Arizona is one of 10 states that got federal approval Thursday to move ahead on proposals to require that able-bodied Medicaid recipients are either working or involved in “community engagement activities” to be eligible for coverage.
The guidance released by the Centers for Medicare and Medicaid Services (CMS) clears the way for those states to start demonstration programs that are more flexible and better suit the needs of their populations, federal officials said. They also cited research that claims working or actively engaging in the community can improve overall health.
“People who participate in activities that increase their education and training are more likely to find sustainable employment, have higher earnings, a better quality of life, and, studies have shown, improved health outcomes,” CMS Administrator Seema Verma said in a release announcing the change.
But critics said the move would harm Medicaid recipients in Arizona and elsewhere, and called it little more than another attempt by the Trump administration to undermine the current health care system.
“They have no evidence of anyone taking advantage of the system, so this just becomes another obstacle for people to overcome in order to get Medicaid benefits,” said DJ Quinlan, spokesman for the Arizona Alliance for Healthcare Security.
The Arizona Health Care Cost Containment System, the state’s Medicaid agency, asked CMS last year for a waiver from Medicaid regulations that would allow it to test the work-requirement program.
AHCCCS did not return calls Thursday seeking to find out when, or in what form, the program might be implemented in Arizona. But its waiver request for the “AHCCCS Works” program said able-bodied recipients, ages 19 to 55, would have to log 20 hours a week at work or school, unless they were in one of several other exempted categories.
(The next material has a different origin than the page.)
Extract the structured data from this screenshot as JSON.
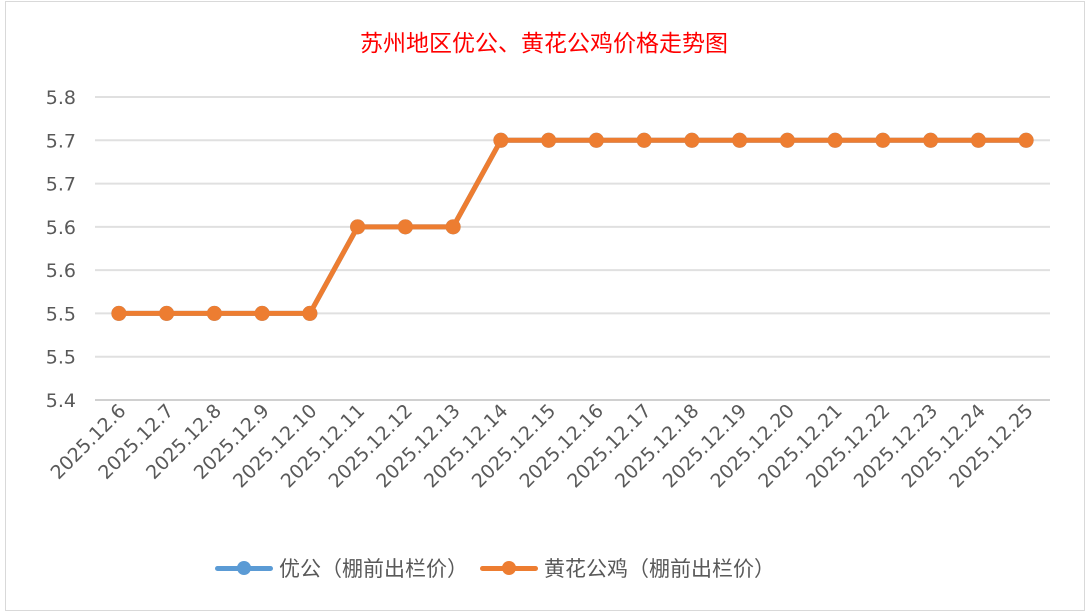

The guidance from the federal government said states should consider “a range of activities” to satisfy the work or community engagement requirement. Those could include job training, education, job searches, volunteering and caregiving, the guidelines said.
The rules could apply to “working age, non-pregnant Medicaid beneficiaries” who are not disabled. But they also called on states to make allowances for areas with high unemployment or for beneficiaries who need to care for children or elderly family members, and to include strategies for linking beneficiaries to job training and referral.
The vast majority of those eligible for Medicaid benefits in Arizona would be exempt from the work and community engagement requirements, because they are disabled, a minor or elderly, said Daniel Derksen, director of the University of Arizona’s Center for Rural Health.
“The medical community is concerned that somehow they will be asked to be the ones to determine whether a person is able-bodied or not as part of assessing a patient that needs to be seen who might qualify for Medicaid,” Derksen said.
He said the group that will likely be most affected by the new requirements are childless adults.
A 2015 state law that requires AHCCCS to apply annually for a waiver to set new Medicaid eligibility requirements for able-bodied recipients simply defines “able bodied” as anyone over the age of 19 who is mentally and physically capable of working.
It is important that there be some system for those who are subject to the new requirements to report their work or community engagement status, Dersken said. But he noted that such language is not included in the new guidance, and the waiver request on the AHCCCS website makes no mention of a reporting system.
Quinlan called it a solution in search of a problem, saying Arizona’s system works well already and that lawmakers should focus their efforts elsewhere, like on “covering more people for cheaper.”